Step 3: Loading the bands:
blue = imagery.read(1) green =imagery.read(2) red = imagery.read(3) nir = imagery.read(4)
Using Rasterio’s read function we are loading the bands into numpy arrays. As this is a 4-band image, we are assigning 4 individual bands. As you can notice, the normal 3-band are called ‘rgb’ but the order the rasterio reads them is blue-green-red, so we assigned accordingly as blue, green, red and near-infrared (nir).
Step 4: Visualizing the bands:
display = plt.imshow(blue) plt.axis('off') plt.show()
display = plt.imshow(green) display.set_cmap('gist_earth') plt.axis('off') plt.show()
display = plt.imshow(red) display.set_cmap('inferno') plt.axis('off') plt.show()
Using matplotlib imshow, the bands imagery are displayed. As the bands are just array of integers, the imshow displays all the images in only blue, so we are using pseudo color like inferno to represent red and green colors.
Step 5: Vegetation Visulaization:
rgb = np.dstack((red, green, blue)) plt.axis('off') plt.imshow(rgb)
The above image is the true color image of the region obtained by stacking red-green-blue bands.
nrg = np.dstack((nir,red,green)) plt.axis('off') plt.imshow(nrg)

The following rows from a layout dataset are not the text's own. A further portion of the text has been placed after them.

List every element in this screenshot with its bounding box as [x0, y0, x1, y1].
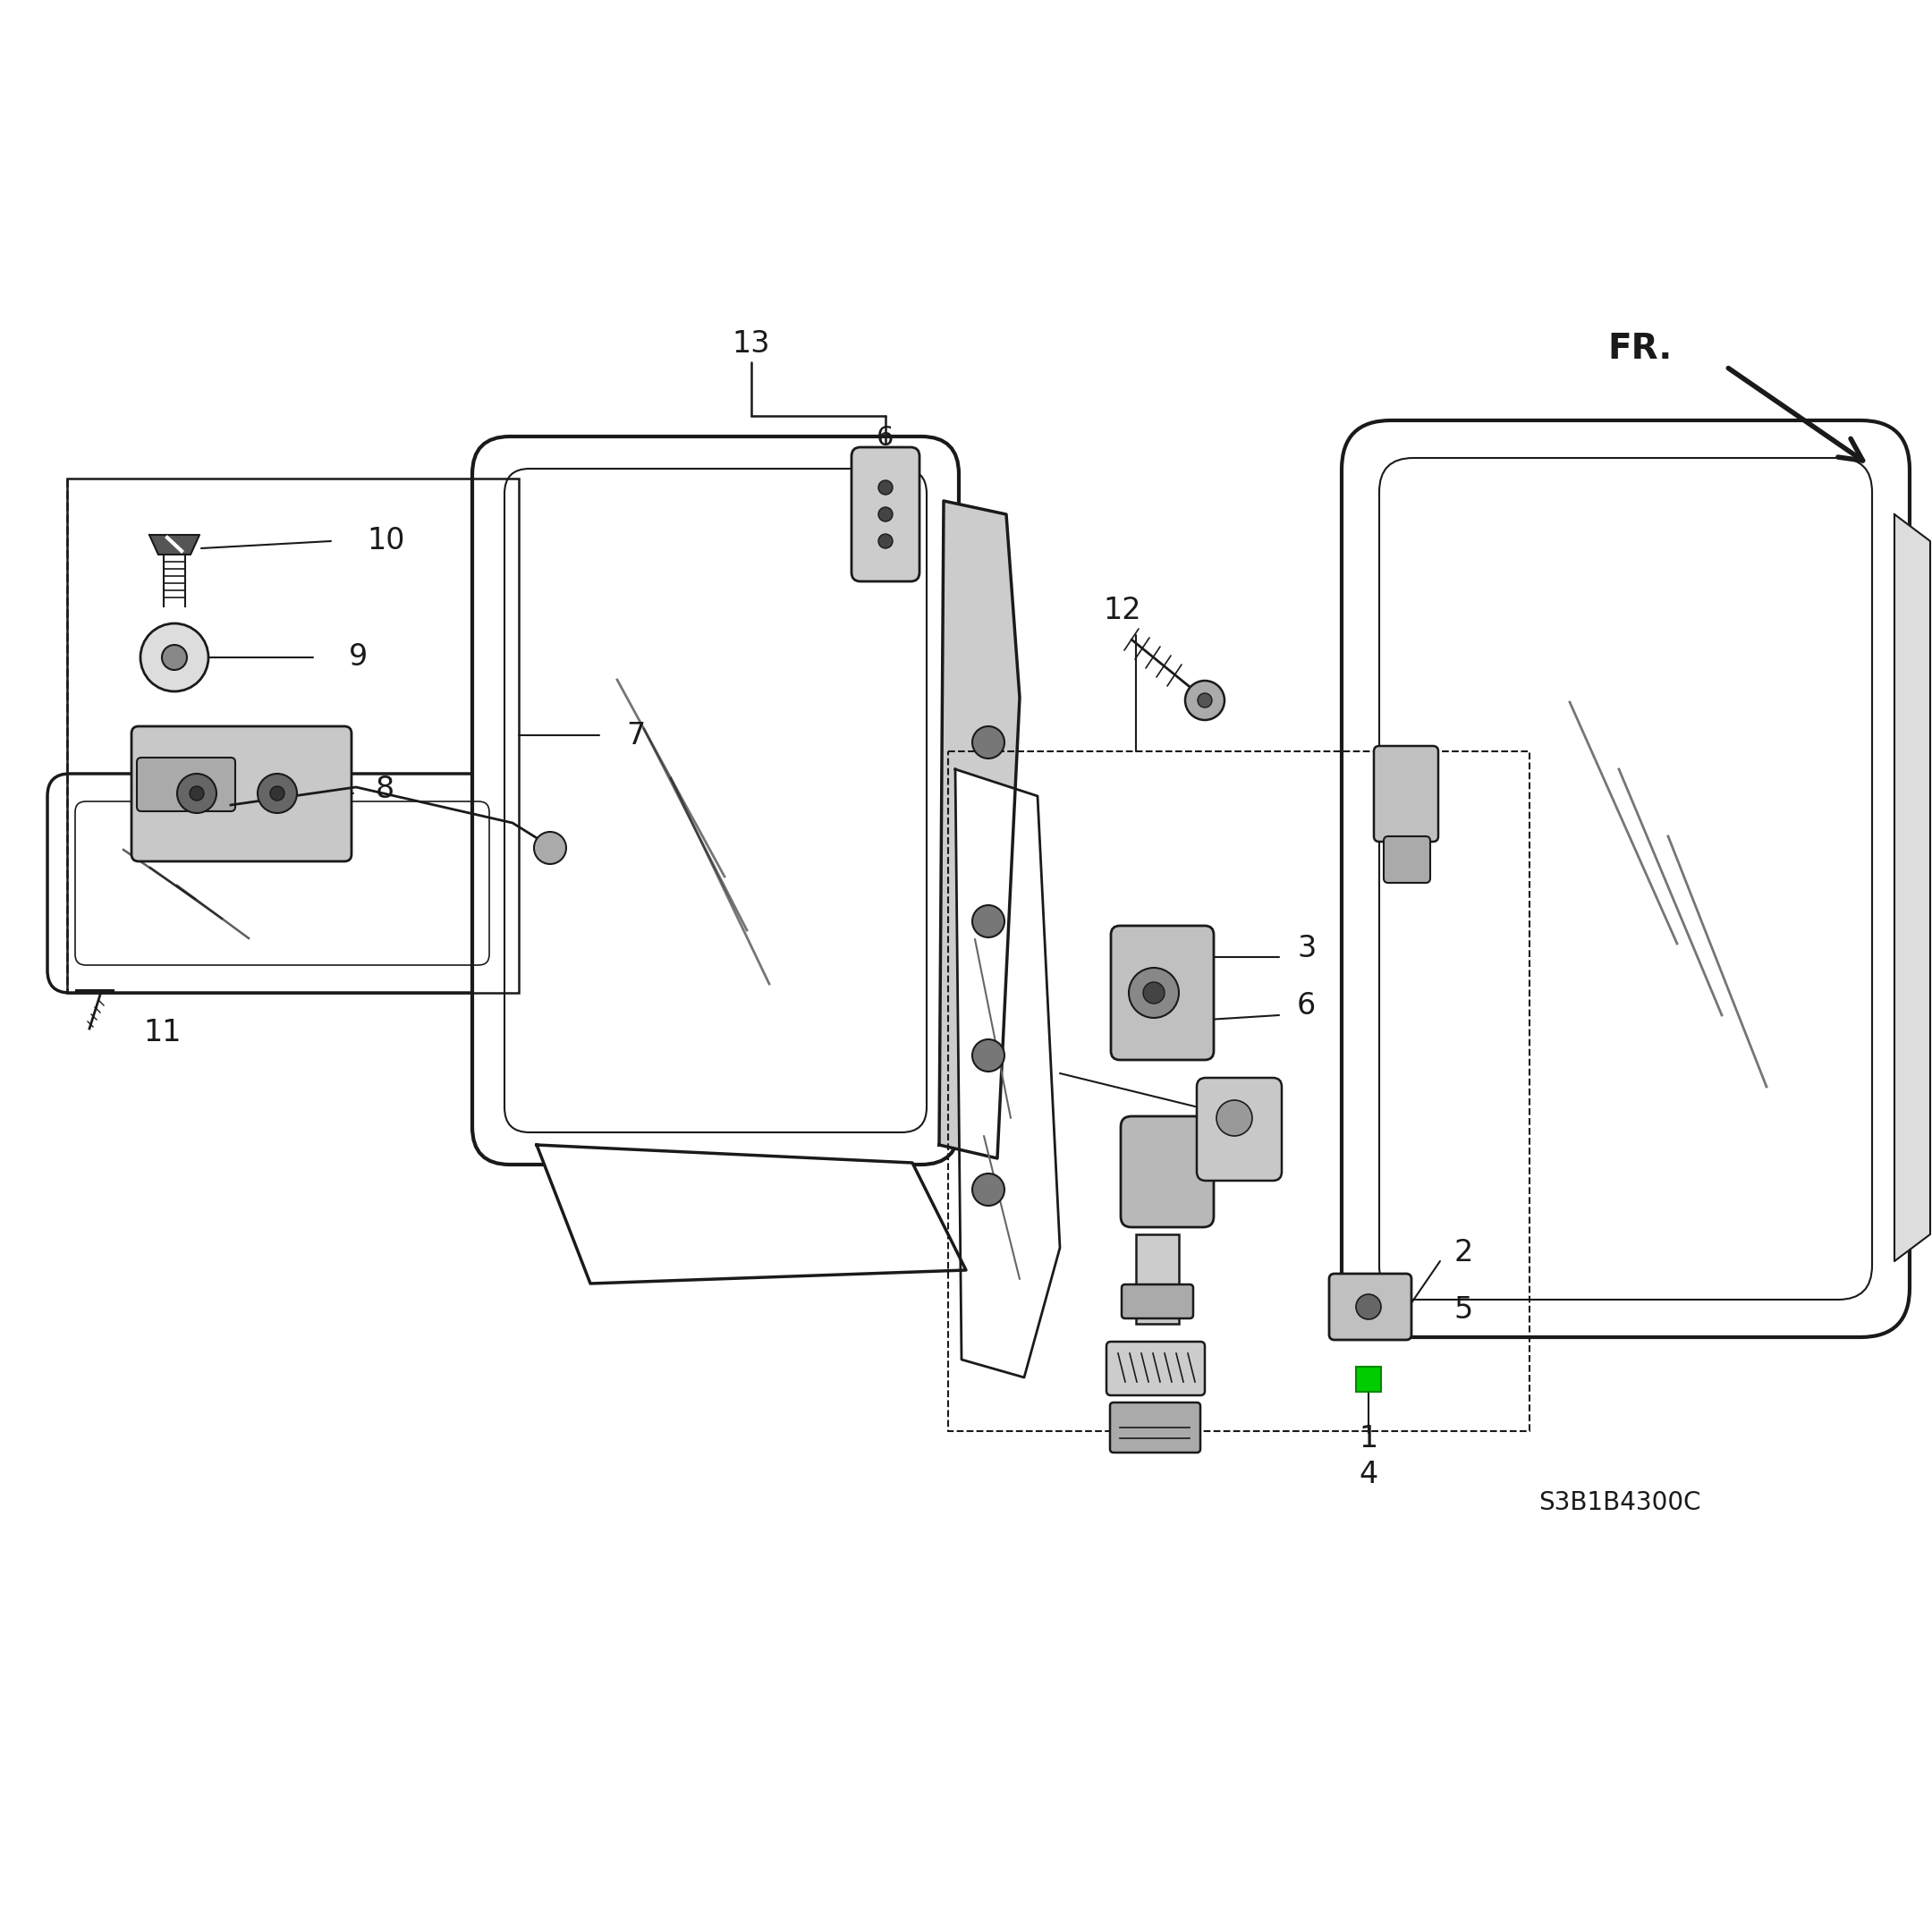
Text: 2: 2 [1453, 1238, 1472, 1267]
Bar [1136, 1235, 1179, 1323]
Text: 12: 12 [1103, 597, 1142, 626]
Bar [68, 479, 520, 993]
Text: 9: 9 [350, 643, 367, 672]
Text: 10: 10 [367, 526, 404, 556]
Text: 3: 3 [1296, 933, 1316, 962]
Polygon shape [939, 500, 1020, 1159]
Text: 7: 7 [626, 721, 645, 750]
Text: 6: 6 [1296, 991, 1316, 1020]
Text: 13: 13 [732, 330, 771, 359]
Circle shape [1144, 981, 1165, 1003]
Text: 1: 1 [1358, 1424, 1378, 1453]
FancyBboxPatch shape [1107, 1341, 1206, 1395]
FancyBboxPatch shape [1111, 1403, 1200, 1453]
Circle shape [533, 833, 566, 864]
FancyBboxPatch shape [1329, 1273, 1412, 1341]
FancyBboxPatch shape [48, 773, 518, 993]
Circle shape [1356, 1294, 1381, 1320]
FancyBboxPatch shape [1341, 421, 1909, 1337]
Circle shape [257, 773, 298, 813]
Circle shape [972, 1173, 1005, 1206]
Text: 4: 4 [1358, 1459, 1378, 1490]
Circle shape [879, 481, 893, 495]
Text: 6: 6 [877, 425, 895, 452]
Circle shape [1184, 680, 1225, 721]
FancyBboxPatch shape [1122, 1285, 1194, 1318]
Circle shape [162, 645, 187, 670]
Polygon shape [149, 535, 199, 554]
Polygon shape [954, 769, 1061, 1378]
Text: S3B1B4300C: S3B1B4300C [1538, 1490, 1700, 1515]
Circle shape [972, 726, 1005, 759]
Bar [949, 752, 1530, 1432]
FancyBboxPatch shape [852, 446, 920, 582]
Circle shape [972, 906, 1005, 937]
Text: 11: 11 [143, 1018, 182, 1047]
FancyBboxPatch shape [1383, 837, 1430, 883]
FancyBboxPatch shape [131, 726, 352, 862]
Polygon shape [537, 1146, 966, 1283]
Circle shape [1128, 968, 1179, 1018]
Circle shape [178, 773, 216, 813]
Text: FR.: FR. [1607, 332, 1673, 365]
FancyBboxPatch shape [1196, 1078, 1281, 1180]
FancyBboxPatch shape [1111, 925, 1213, 1061]
Circle shape [879, 506, 893, 522]
FancyBboxPatch shape [1374, 746, 1437, 842]
Bar [1356, 1366, 1381, 1391]
Circle shape [972, 1039, 1005, 1072]
FancyBboxPatch shape [471, 437, 958, 1165]
Circle shape [189, 786, 205, 800]
Circle shape [1198, 694, 1211, 707]
Polygon shape [1895, 514, 1930, 1262]
FancyBboxPatch shape [137, 757, 236, 811]
Circle shape [879, 533, 893, 549]
Circle shape [141, 624, 209, 692]
Text: 5: 5 [1453, 1296, 1472, 1325]
Circle shape [1217, 1099, 1252, 1136]
Circle shape [270, 786, 284, 800]
FancyBboxPatch shape [1121, 1117, 1213, 1227]
Text: 8: 8 [375, 775, 394, 804]
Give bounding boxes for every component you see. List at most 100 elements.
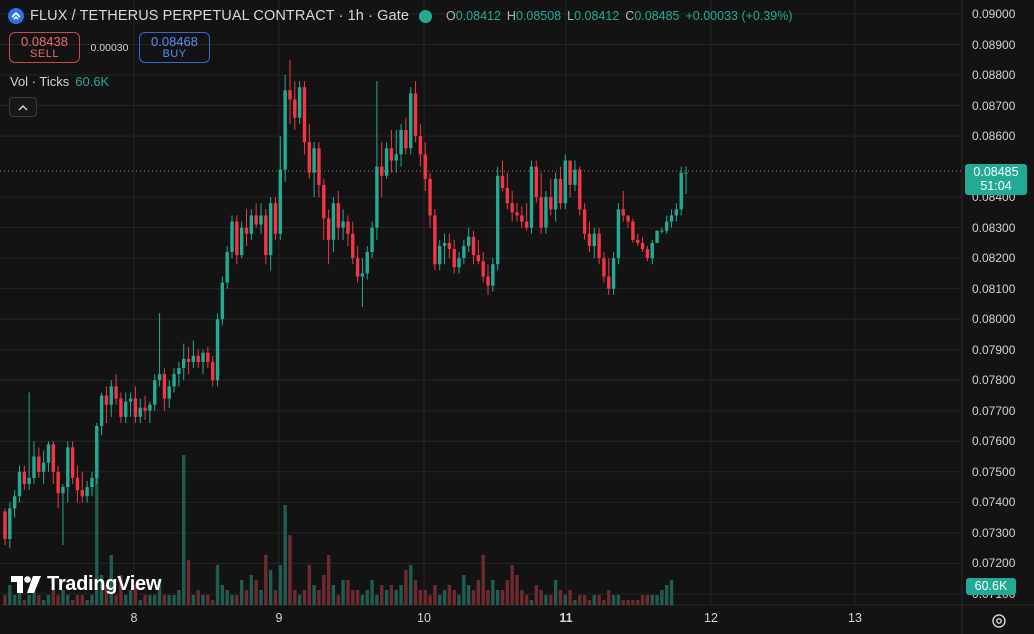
candle-body [587, 233, 592, 246]
volume-legend[interactable]: Vol · Ticks 60.6K [10, 74, 109, 89]
volume-bar [288, 535, 292, 605]
candle-body [341, 221, 345, 228]
chevron-up-icon [18, 104, 28, 110]
volume-bar [495, 590, 500, 605]
volume-bar [452, 590, 456, 605]
candle-body [505, 187, 510, 204]
candle-body [143, 407, 147, 411]
candle-body [384, 148, 389, 176]
candle-body [466, 236, 471, 246]
candle-body [413, 93, 418, 137]
volume-bar [80, 595, 84, 605]
chart-header: FLUX / TETHERUS PERPETUAL CONTRACT · 1h … [8, 6, 793, 26]
volume-bar [95, 475, 99, 605]
sell-button[interactable]: 0.08438 SELL [9, 32, 80, 63]
settings-gear-icon[interactable] [990, 612, 1008, 630]
volume-bar [336, 595, 340, 605]
volume-bar [104, 585, 109, 605]
candle-body [592, 233, 596, 246]
candle-body [220, 282, 225, 320]
candle-body [626, 215, 630, 222]
volume-bar [22, 600, 27, 605]
candle-body [476, 255, 481, 262]
candle-body [486, 276, 490, 286]
candle-body [370, 227, 374, 253]
volume-bar [273, 590, 278, 605]
volume-bar [534, 585, 538, 605]
price-tick-label: 0.08100 [972, 281, 1016, 296]
volume-bar [568, 590, 572, 605]
volume-bar [597, 595, 601, 605]
volume-bar [133, 585, 138, 605]
volume-bar [370, 580, 374, 605]
price-tick-label: 0.08600 [972, 129, 1016, 144]
volume-bar [438, 595, 442, 605]
candle-body [317, 148, 321, 185]
candle-body [119, 398, 123, 417]
volume-bar [592, 595, 596, 605]
volume-bar [153, 595, 157, 605]
price-tick-label: 0.08200 [972, 251, 1016, 266]
candle-body [457, 258, 461, 268]
volume-bar [220, 585, 225, 605]
exchange-logo-icon [8, 8, 24, 24]
collapse-legend-button[interactable] [9, 97, 37, 117]
volume-bar [491, 580, 495, 605]
volume-bar [457, 595, 461, 605]
volume-bar [41, 600, 46, 605]
candle-body [46, 444, 51, 463]
volume-bar [553, 580, 558, 605]
ohlc-values: O0.08412 H0.08508 L0.08412 C0.08485 +0.0… [446, 9, 793, 23]
volume-bar [148, 595, 152, 605]
candle-body [355, 258, 360, 277]
tradingview-logo[interactable]: TradingView [11, 573, 161, 596]
volume-bar [196, 590, 200, 605]
open-value: 0.08412 [455, 9, 501, 23]
candle-body [90, 477, 94, 488]
volume-bar [70, 600, 75, 605]
buy-button[interactable]: 0.08468 BUY [139, 32, 210, 63]
volume-bar [239, 580, 244, 605]
volume-bar [399, 585, 403, 605]
volume-bar [278, 565, 283, 605]
candle-body [360, 273, 365, 277]
volume-bar [626, 600, 630, 605]
candle-body [56, 471, 60, 494]
candle-body [404, 129, 408, 149]
volume-bar [539, 590, 543, 605]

By stacking, nir, red and green bands, the vegetation is displayed as red. This is because the internal structure of healthy plants reflects near-infrared wavelengths or nir band. By stacking nir, the healthy plants appear red instead of the green color we see because of the chlorophyll in them. The more red the image the higher the vegetation is and also this is very helpful in monitoring the health of plants than the reflected green light.
The uses of satellite image processing is not limited to finding vegetation, in fact this is the basic application of it and the most simple one. Many researches and scholars are trying to better analyze the information from the imagery to better serve the humanity in times of crisis and for many other purposes.